走破性の高さには、ポータルアクスル(ハブリダクション)の採用が大きく寄与している。ドライブシャフトがハブの中心からオフセットされているため、ディファレンシャルギアの位置が高く、一般的なハブ機構と比べると圧倒的に高い最低地上高が得られるのだ。
ポータルアクスルは戦時中にドイツ軍が小型軍事車両の『キューベル ワーゲン』に採用していたので、技術的にも蓄積があったのだろう。柔軟性のあるフレームと合わせ、さまざまな悪路や障害物を乗り越えるうえで設計上の大きなポイントとなっている。
トランスミッションは、セミオートマチック化されたマニュアル24段(前進8×3段、後進6×3段)を足によって操作するが、かつてはディファレンシャルロックを切り替えるレバーを含めた3本のシフトレバーを持っていた。
驚くべきことに、ローギアよりさらに低いギア比のスーパーローによって崖に近い急斜面も上ることができるという。航空部隊の傭兵を描き、1980年代に人気となった新谷かおるの名作漫画『エリア88』では、主人公たちが『ウニモグ』で逃走するシーンが出てくるが、そこでもスーパーローを駆使している。
消防車、除雪車、鉄道保守用軌陸車、災害救援車…多彩な派生バリエーション
極めつきは左右に移動可能なハンドルだ。悪路や傾斜の多い状況では、どうしてもハンドル位置による可動制限が多くなる。しかし『ウニモグ』は、エンジン停止後にレバー操作ひとつでハンドルを左から右へ、右から左へと変えることができるのである。
これは輸出するときに認定上の障壁になることもあるが、危険が伴う作業現場では福音となる画期的な機能といえるだろう。
『ウニモグ』の生産台数は1960年代に10万台を超え、ボディサイズ、エンジン、出力の異なるさまざまなバリエーションが生まれた。なかでも、1974年に登場した最高出力120hpの「425シリーズ」は、直線的でありながらメルセデスらしい洗練された印象と、軍事車両的な無骨さを併せ持ったデザインとして注目を集め、現在にいたるまで『ウニモグ』の "顔" というべき存在だ。

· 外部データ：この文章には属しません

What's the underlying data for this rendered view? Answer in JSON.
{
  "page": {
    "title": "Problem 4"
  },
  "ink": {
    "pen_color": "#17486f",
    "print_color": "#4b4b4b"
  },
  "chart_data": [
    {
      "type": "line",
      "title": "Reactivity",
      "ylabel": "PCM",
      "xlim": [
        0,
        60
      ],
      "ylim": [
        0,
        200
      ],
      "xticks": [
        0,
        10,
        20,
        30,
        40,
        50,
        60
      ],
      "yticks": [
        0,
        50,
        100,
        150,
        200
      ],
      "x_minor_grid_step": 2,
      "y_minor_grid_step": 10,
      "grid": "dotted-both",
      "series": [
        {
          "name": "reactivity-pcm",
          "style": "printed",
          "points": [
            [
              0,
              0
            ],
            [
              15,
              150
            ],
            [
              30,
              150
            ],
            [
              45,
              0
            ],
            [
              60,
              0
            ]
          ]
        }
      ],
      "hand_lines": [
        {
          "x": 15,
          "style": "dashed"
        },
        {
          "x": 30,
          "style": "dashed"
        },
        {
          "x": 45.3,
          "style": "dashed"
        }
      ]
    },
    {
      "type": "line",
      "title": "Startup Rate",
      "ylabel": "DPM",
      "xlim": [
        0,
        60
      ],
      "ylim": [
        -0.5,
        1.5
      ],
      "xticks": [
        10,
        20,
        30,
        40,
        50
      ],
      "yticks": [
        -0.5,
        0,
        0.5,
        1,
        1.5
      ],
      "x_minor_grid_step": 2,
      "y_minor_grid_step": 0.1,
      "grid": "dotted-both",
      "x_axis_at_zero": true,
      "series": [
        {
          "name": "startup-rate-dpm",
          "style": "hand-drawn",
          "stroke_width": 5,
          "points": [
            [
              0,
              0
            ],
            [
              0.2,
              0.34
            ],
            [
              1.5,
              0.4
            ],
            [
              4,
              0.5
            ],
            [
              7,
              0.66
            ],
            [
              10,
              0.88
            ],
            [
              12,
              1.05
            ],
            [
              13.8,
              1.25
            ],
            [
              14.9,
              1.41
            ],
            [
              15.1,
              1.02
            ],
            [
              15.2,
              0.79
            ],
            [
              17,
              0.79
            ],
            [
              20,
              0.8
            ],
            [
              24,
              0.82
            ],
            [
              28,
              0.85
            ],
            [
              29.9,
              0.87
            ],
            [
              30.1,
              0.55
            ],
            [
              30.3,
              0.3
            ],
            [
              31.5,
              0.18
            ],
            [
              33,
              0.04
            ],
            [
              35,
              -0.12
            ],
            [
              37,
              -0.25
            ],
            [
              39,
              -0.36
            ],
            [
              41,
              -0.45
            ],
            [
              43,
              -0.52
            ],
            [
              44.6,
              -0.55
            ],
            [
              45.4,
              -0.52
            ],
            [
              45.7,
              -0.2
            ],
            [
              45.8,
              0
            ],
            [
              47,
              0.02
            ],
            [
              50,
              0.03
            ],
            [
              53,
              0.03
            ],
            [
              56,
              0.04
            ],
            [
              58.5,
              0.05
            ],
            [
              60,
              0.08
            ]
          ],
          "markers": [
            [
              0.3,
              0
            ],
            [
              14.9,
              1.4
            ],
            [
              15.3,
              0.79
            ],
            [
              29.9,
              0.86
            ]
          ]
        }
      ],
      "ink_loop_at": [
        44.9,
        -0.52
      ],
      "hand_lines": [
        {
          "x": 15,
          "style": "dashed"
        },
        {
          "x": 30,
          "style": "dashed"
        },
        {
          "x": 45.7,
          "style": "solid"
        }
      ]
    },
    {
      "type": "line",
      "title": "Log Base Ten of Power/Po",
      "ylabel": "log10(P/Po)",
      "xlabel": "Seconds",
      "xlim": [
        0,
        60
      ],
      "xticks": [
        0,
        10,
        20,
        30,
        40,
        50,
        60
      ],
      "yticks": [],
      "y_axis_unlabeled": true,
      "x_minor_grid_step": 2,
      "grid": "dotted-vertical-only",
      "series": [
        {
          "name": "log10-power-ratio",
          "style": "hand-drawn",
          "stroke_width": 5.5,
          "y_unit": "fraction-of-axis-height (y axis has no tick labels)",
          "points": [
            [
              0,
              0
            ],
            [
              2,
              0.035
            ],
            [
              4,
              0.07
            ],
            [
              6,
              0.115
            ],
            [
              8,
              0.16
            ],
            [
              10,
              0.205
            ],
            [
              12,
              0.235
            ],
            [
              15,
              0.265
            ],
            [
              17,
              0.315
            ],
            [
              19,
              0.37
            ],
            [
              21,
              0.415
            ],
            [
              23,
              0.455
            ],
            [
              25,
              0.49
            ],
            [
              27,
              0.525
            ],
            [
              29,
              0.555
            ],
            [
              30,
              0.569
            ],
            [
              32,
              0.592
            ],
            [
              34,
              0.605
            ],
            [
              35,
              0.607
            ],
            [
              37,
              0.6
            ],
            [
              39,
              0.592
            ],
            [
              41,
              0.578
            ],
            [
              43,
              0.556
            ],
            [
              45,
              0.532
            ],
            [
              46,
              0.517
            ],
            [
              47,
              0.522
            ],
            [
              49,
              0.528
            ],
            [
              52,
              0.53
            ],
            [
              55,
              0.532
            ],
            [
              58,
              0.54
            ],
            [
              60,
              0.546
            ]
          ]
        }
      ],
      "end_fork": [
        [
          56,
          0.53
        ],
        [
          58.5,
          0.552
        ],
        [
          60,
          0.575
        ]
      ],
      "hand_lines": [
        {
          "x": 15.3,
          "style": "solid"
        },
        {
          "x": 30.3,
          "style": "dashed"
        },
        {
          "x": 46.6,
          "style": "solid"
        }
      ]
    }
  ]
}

派生モデルは枚挙に暇がない。一例を挙げると、消防車、除雪車、建設機械、鉄道の保守用軌陸車、災害救援車、極地仕様車、ミキサー車、さらにキャンパー、ラリー仕様車…といった具合だ。軍事車両として採用する国は世界30カ国以上に上る。
東日本大震災後に被災地用の復興支援車として寄贈された4台の『ウニモグ』
日本人にとって忘れられない出来事となったのが、2011年3月の東日本大震災後にダイムラーがトラックタイプの『ウニモグ U4000』と『ウニモグ U5000』を2台ずつ、被災地の復興支援車として寄贈してくれたことだ。
『ウニモグ』は特殊な車両のため、通常なら上陸の手続きは困難を極める。しかし、日独両政府の連携によって短期間でのナンバー取得が可能となり、さらにダイムラーは、メンテナンスを含むアフターサービスや運転するドライバーのトレーニングにも協力を惜しまなかった。
豪雨災害のよう大災害を目の当たりにすると、東日本大震災当時のことを思い出さずにはいられない。『ウニモグ』は、困っている人々を救ってくれる正義の多目的作業車でもあるのだ。